After months of planning, the Utah Jazz have submitted a formal bid to the league to host an All-Star Game in 2022 or 2023.

The Jazz have partnered with the state of Utah, Salt Lake City, Salt Lake County, Utah Sports Commission, Visit Salt Lake and the Utah Office of Tourism to strengthen the case of Vivint Arena as a proposed site.

“We are very excited and well-prepared to bring back the NBA All-Star Game to Vivint Smart Home Arena,” said Salt Lake City Mayor Jackie Biskupski. “We are a vibrant, diverse and culturally rich community that knows how to celebrate the experience of sport. Our 2002 Olympic Winter Games remain the standard against which all other Olympic Winter Games are measured.”

Utah last hosted an NBA All-Star Weekend on Feb. 21, 1993, where hometown heroes John Stockton and Karl Malone shared co-MVP honors.
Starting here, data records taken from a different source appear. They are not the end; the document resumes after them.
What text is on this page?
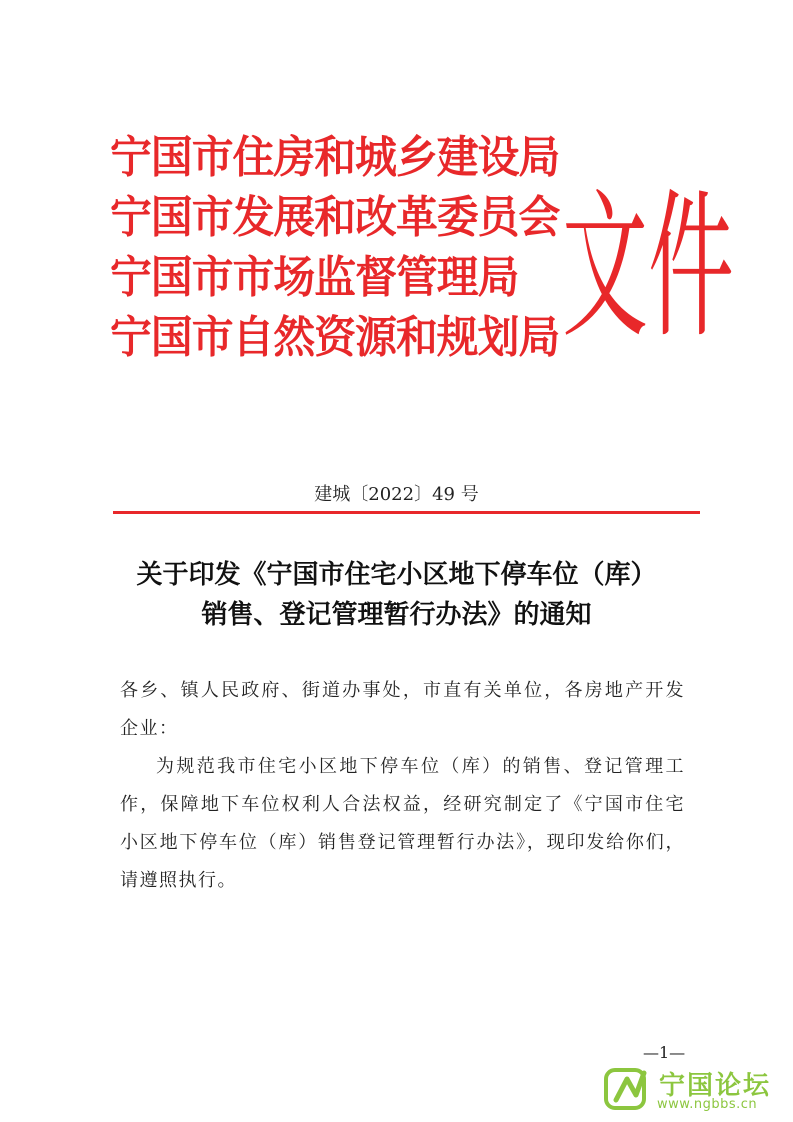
宁国市住房和城乡建设局
宁国市发展和改革委员会
宁国市市场监督管理局
宁国市自然资源和规划局 文件
建城〔2022〕49 号
关于印发《宁国市住宅小区地下停车位（库）
销售、登记管理暂行办法》的通知

各乡、镇人民政府、街道办事处，市直有关单位，各房地产开发企业：

为规范我市住宅小区地下停车位（库）的销售、登记管理工作，保障地下车位权利人合法权益，经研究制定了《宁国市住宅小区地下停车位（库）销售登记管理暂行办法》，现印发给你们，请遵照执行。

—1—
宁国论坛
www.ngbbs.cn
Returning in 2023 would mark the 30th anniversary of that star-studded showcase.

The Salt Palace, Huntsman Center and The Complex entertainment venue are other venues that could be used for All-Star festivities, if Utah is selected.

“The 1993 NBA All-Star Game was memorable for many reasons. Our new arena was just two years old, and we were so proud to welcome the NBA family into our new home,” said Greg Miller, NBA Board of Governors member. “It is with great excitement and anticipation that we now invite the NBA to return this celebration of our sport back to Salt Lake City for a game elevated.”